AMP/Tyco announces new lines at ComNet
Tyco Electronics used this year's ComNet conference and trade show as a platform on which to announce three new AMP Netconnect product lines. Included are Category 6 cabling system
Tyco Electronics used this year's ComNet conference and trade show as a platform on which to announce three new AMP Netconnect product lines. Included are Category 6 cabling system, a set of fiber-optic cable assemblies intended for data centers and storage area networks (SANs), and a series of MT-RJ fiber-optic connectors aimed at secure networks.
The color coordination and slots on Tyco's new MT-RJ plugs are two characteristics designed to help prevent users from making unintended or prohibited connections.
The Category 6 system exceeds the currently proposed specifications, for system and component performance, in both the Telecommunications Industry Association/Electronic Industries Alliance (TIA/EIA-Arlington, VA) and the International Organization for Standardization/International Electro-technical Commission (ISO/IEC-Geneva) versions of Category 6.
In addition to providing the standard-specified Category 6 useable bandwidth of 200 MHz, the AMP Netconnect system has some distinctive characteristics, including the use of the SL series Category 6 jack. Derived from the term "slim line," the SL jack series, when combined with SL series outlets, provide greater port density. The new jack is also designed to support 180° and 90° cable termination, which, according to the maker, offers added flexibility and can improve installer efficiency.
Each jack ships with a bend-limiting stuffer cap that eases installation, the company says. The SL jack series is also incorporated into the company's new Category 6 patch panels.
Tools for data centers, SANs
The fiber-optic assemblies aimed at data centers and SANs are really targeted directly to operators of these facilities. In announcing the product, Tyco said it can "streamline the process of connecting, deploying, and adding capital equipment in data centers and rapidly growing SANs." Essentially, that means that data center and SAN managers can use these products to get equipment online without having to schedule a service call with a fiber-optic cabling installer.
Tyco's new fiber-optic assemblies designed for data centers and SANs are modular, allowing an administrator with little training to deploy and re-deploy networking equipment.
Tyco terminates and tests the assemblies at the factory, letting network administrators install or re-deploy such devices as routers, servers, and disk drives. The assemblies include fiber-optic trunk cables that come terminated in 12-fiber MPO connectors that plug into preconfigured cassettes. Each cassette separates the 12 fibers of the inner MPO connector into 12 SC or ST connectors. In the case of MT-RJ connector cassettes, two MPO connectors are split out to 12 MT-RJ connectors. The cassettes snap into enclosures and can accept patch-cord connections.

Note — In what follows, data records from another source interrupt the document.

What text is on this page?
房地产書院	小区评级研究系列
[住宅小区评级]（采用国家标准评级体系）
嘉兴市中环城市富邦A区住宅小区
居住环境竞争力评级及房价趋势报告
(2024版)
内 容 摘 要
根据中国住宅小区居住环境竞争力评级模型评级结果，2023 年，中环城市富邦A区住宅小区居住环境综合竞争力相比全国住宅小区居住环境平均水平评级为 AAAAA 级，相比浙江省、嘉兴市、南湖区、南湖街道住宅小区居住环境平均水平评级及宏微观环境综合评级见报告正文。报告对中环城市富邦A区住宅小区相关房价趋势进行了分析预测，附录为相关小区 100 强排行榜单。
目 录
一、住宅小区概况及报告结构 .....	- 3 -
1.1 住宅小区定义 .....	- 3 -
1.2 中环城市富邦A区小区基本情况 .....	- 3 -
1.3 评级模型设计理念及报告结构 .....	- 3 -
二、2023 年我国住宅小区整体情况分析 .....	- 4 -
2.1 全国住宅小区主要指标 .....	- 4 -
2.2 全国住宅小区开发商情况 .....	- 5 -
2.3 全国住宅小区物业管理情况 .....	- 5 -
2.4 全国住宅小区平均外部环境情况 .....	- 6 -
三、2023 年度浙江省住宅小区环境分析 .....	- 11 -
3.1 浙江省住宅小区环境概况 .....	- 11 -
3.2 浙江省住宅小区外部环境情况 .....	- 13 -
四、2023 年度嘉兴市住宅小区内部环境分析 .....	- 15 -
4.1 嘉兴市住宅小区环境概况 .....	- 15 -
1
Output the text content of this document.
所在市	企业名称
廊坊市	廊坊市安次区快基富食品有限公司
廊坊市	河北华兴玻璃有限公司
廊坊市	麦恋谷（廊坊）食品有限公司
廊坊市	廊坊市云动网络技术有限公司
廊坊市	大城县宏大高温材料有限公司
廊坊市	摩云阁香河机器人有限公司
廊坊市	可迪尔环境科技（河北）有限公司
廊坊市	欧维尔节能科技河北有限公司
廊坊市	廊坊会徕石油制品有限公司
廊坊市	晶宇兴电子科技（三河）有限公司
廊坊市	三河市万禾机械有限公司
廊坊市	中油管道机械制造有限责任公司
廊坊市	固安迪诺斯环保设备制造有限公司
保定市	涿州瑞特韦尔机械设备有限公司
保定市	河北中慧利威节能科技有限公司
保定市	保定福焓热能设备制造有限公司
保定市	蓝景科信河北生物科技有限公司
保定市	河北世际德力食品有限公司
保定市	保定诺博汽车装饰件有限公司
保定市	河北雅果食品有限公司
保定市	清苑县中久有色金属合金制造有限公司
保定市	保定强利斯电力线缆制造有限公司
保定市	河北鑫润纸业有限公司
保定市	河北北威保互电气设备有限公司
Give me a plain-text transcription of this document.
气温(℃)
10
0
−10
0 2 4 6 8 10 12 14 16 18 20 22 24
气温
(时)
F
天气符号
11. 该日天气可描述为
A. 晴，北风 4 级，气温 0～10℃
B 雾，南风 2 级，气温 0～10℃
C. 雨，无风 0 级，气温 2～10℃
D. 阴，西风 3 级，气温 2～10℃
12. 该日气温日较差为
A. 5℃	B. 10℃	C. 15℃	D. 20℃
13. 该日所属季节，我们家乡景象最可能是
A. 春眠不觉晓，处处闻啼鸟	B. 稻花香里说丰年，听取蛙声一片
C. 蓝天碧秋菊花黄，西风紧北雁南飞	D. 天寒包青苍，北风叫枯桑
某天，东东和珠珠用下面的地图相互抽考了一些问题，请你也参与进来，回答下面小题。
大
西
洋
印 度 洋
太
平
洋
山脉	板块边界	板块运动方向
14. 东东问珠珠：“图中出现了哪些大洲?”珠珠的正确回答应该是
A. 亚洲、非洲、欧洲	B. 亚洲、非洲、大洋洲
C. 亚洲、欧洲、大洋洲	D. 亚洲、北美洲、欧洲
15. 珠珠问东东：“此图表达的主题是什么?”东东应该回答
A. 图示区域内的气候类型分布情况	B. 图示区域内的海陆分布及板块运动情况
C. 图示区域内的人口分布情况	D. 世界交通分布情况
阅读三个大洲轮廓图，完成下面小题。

Tyco emphasizes that the assemblies require virtually no training or specialized personnel. "As any network administrator knows, it is very time-consuming and disruptive to add new equipment to data centers and storage area networks," comments Herb Congdon, Tyco's director of systems marketing. "Take the addition of a new rack or bank of disk drives, for example. Terminating the cable and determining the pathways to support the connections is like finding your way out of a maze."
The assemblies substantially eliminate that complexity, he continues. He also points out that because the products are modular, any site can keep additional supplies on location.
Slotted for security
The third ComNet introduction may be of specific interest to many of the Washington, D.C. trade show's attendees- military and government users. Tyco's MT-RJ optical-fiber cabling system for secure networks was developed in response to demand for additional measures of security, particularly among military, government, and financial institutions, Tyco says.
The company says its new connector style features molded slots on the plug, and molded keys on the latching jack to reduce the user's chance of accessing the wrong network when plugging and unplugging fiber-optic cords. The plugs and jacks are keyed in four different color-coded versions, also to help system administrators in identifying appropriate plugs and jacks. When mating the plug and jack, the colors must match. Otherwise, the keying will prevent them from coupling.
"We're enabling those organizations with heightened security requirements to easily and cost-effectively segregate their networks by physically preventing inadvertent interconnections," Congdon says. With the new plugs and jacks, he adds, "it's possible to separate limited-access networks from unclassified networks."
The new offerings have the same features as the MT-RJ connector system.